La democracia colombiana es como un ratón corriendo en una rueda. A gran velocidad, formulamos y promovemos reformas políticas y cambios en los mecanismos electorales para llegar a lo mismo. Esta campaña está moviendo dinero como arroz, que vamos a pagar con nuestros impuestos y a costa de nuestro bienestar. Seguimos girando en la rueda, elección tras elección.
Cuanto más tóxica es la competencia política, más dinero se necesita para ganar; más alcaldes llegan endeudados, teniendo que recurrir a sus senadores y representantes para intentar intermediar algo de recursos que les ayuden a pagar sus deudas de campaña “sin que se note”. Recientemente mis fuentes me indican que por lo menos 39 mil millones de pesos se están moviendo en la campaña del Cesar. Y así en La Guajira, El Chocó, Córdoba, Sucre, Norte de Santander y otros lugares. Más dinero en campaña significa más pobreza, menos ejecución y más precariedad democrática. Significa también mayor autoritarismo regional, más dependencia, más clientelismo y más crimen organizado involucrado en la política.
Pero tienen razón los críticos que señalan que se estigmatiza la política regional. Es cierto, la mayoría de las investigaciones se centran en los operadores políticos que están en las regiones, pero no es verdad que el centro político del país carezca de responsabilidad. Todo lo contrario, los dueños de los bolígrafos, que están en el centro del país, no pueden seguir haciéndose los de la vista gorda. Son ellos los que no otorgan ni avales ni apoyo a candidatos que puedan mejorar la democracia local, porque necesitan el dinero y los contratos. Por el contrario, más de una vez han favorecido a bandidos. Aunque la culpa penal sea individual, la responsabilidad es colectiva.
Aquí radica el asunto. Los operadores políticos a nivel individual o de grupo familiar son la base de nuestro sistema, no los partidos, no los grupos, no los conglomerados, no los consorcios. El operador político, cada cuatro años, busca el aval para presentarse, lo cual es más un requisito que una adscripción. Luego procede a buscar financiación a través de créditos, que en el caso del poderoso clan Char es otorgada por ellos mismos, o por otras financiadoras privadas, contratistas e incluso economías ilícitas.
Si tienen el dinero y la operación, fichas burocráticas y capital social en el centro, a este operador le van a llover ofertas. La alternatividad en la política local es excepcional, precisamente porque es extremadamente costoso montar una operación política, especialmente cuando no se es corrupto. La paradoja más triste es que termina siendo más eficiente el alcalde corrupto que tiene los recursos para acceder al mecanismo, que la alcaldía honesta a la que los ministros no le contestan el teléfono.
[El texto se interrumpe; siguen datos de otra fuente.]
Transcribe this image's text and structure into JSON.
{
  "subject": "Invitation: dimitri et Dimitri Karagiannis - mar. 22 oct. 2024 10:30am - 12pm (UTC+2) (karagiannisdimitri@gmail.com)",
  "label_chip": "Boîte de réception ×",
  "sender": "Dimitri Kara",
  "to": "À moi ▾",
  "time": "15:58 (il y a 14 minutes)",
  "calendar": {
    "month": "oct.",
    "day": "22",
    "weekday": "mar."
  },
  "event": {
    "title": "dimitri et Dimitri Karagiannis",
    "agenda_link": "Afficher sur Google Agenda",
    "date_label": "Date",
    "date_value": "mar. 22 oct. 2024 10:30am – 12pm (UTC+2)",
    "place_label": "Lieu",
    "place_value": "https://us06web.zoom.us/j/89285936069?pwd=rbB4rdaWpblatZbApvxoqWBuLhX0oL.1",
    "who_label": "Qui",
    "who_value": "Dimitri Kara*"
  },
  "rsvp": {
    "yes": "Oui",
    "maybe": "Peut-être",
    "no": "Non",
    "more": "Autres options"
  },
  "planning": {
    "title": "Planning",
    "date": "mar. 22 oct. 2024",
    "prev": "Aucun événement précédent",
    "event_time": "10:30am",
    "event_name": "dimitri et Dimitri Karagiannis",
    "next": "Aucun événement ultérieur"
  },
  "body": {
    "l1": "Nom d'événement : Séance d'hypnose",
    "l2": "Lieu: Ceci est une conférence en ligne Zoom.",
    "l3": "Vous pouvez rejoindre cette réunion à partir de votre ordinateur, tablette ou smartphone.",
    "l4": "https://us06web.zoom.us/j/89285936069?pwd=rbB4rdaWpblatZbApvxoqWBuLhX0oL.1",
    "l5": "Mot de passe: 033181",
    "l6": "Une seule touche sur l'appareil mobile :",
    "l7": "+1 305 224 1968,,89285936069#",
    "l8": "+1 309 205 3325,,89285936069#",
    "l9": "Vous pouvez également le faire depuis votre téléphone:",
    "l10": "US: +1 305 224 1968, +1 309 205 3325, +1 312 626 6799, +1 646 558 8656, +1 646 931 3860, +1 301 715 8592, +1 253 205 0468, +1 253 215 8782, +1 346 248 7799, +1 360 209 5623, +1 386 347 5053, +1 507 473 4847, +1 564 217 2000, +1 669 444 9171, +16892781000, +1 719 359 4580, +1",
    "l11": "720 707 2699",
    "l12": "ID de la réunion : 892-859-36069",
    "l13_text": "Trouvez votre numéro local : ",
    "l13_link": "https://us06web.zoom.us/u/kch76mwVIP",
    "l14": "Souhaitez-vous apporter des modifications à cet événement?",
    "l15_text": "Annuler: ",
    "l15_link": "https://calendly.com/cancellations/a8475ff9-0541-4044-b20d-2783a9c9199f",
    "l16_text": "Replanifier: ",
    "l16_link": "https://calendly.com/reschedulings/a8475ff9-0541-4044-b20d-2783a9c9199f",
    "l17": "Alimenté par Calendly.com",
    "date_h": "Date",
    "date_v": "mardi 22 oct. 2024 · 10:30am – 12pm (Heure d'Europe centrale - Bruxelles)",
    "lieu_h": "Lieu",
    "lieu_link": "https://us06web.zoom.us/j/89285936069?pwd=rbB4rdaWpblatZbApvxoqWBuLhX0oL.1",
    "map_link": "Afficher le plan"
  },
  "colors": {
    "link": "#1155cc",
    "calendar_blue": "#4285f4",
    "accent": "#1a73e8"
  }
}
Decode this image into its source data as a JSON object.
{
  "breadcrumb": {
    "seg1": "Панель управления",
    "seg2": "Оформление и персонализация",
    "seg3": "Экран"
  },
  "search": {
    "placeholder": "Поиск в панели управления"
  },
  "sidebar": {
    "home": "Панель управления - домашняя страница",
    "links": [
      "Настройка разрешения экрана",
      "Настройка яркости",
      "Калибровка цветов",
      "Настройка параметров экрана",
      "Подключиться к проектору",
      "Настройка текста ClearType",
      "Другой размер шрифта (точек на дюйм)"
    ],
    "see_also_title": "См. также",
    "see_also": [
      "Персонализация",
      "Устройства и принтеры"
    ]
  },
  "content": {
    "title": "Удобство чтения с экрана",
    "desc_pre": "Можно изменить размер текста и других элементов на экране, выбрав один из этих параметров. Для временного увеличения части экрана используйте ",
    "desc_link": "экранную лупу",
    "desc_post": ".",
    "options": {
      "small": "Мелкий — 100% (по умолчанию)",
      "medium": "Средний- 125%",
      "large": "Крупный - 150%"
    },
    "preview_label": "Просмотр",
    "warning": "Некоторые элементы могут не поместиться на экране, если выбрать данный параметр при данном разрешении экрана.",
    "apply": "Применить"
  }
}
Lo duro es que, cuanto más honesto sea el alcalde y menos conectado esté, menos le van a contestar. Pero sigamos con el operador del ejemplo.
Después de su elección, el operador político tiene dos tareas fundamentales: la primera, pagar la deuda de campaña, lo cual implica recolectar fondos a través de diversas vías, incluyendo la contribución de sus colaboradores y la manipulación de contratos públicos, así como la gestión de coimas con la participación de senadores y congresistas. La segunda tarea consiste en mantenerse relevante en la política nacional a través de sus contactos. Esto se traduce en la colocación de sus afines en los ministerios y la creación de una burocracia leal que les suministra información y facilita el cumplimiento de favores políticos. En esta dinámica, los beneficios son mutuos: “Hoy por ti, mañana por mí”.
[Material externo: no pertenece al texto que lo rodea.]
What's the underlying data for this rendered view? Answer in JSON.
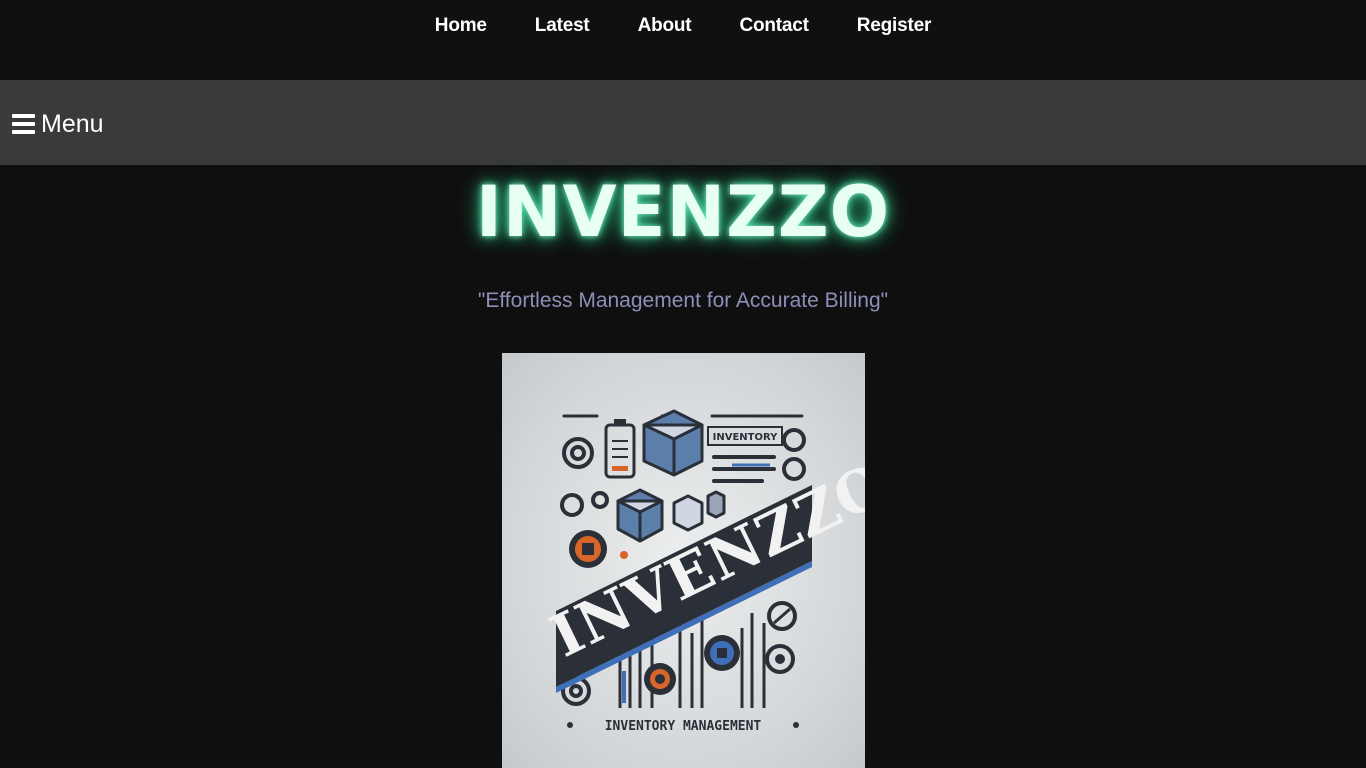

Los jefes de partido gestionan y administran ese capital político, con plena conciencia de quiénes son y cómo se hace la política, pues aceptar el mecanismo es la clave para mantenerse en el juego. Por eso, partidos como Cambio Radical, el Partido Liberal, el Conservador, el Partido de la U, el MAIS, la Alianza Verde y la Liga de Gobernantes Anti-corrupción, no dejan de otorgar avales a grupos políticos, ya sean clanes o no, que pueden garantizar su éxito, sin tomar medidas para cambiar o cerrar este sistema, lo que demuestra que hablar de democracia interna en los partidos políticos colombianos equivale a blasfemar en una catedral.
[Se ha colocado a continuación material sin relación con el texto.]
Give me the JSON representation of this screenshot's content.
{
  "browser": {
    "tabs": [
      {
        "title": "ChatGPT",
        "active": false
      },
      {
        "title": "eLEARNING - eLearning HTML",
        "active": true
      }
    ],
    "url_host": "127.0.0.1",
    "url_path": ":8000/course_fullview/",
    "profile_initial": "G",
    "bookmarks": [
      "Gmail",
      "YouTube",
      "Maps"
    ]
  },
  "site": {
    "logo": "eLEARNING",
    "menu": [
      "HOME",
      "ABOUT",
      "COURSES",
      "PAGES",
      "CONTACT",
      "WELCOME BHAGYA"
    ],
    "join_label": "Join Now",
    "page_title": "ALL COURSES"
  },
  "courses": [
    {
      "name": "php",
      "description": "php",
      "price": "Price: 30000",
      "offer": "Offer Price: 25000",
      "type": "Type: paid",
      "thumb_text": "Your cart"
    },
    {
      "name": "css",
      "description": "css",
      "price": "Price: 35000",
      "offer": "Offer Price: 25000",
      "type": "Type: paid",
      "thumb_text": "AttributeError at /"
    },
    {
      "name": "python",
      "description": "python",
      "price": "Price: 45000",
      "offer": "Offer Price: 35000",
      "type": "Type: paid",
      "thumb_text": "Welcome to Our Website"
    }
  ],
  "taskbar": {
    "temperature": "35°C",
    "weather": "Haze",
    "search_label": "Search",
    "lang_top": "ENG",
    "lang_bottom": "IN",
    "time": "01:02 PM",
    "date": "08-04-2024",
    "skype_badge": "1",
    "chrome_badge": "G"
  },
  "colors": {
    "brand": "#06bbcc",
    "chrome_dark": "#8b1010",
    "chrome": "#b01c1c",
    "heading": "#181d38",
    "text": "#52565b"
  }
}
A pesar de que se tiende a ver a las regiones como corruptas y al centro como menos corrupto, no debemos olvidar que el centro político del país acumula la mayor parte del poder y establece los términos de las negociaciones. La descentralización superficial que se implementó en 1991 nos ha hecho creer que los operadores políticos regionales son el epicentro de este sistema, cuando en realidad los líderes políticos nacionales han sacado un provecho significativo a un costo mínimo. Es comprensible que el control desde el centro sea más difícil, costoso e indeseable, pero para figuras como los Vargas, los Santos y los Pastrana, este mecanismo ha resultado excepcionalmente funcional. Ha llegado el momento de abrir un diálogo sobre esta cuestión.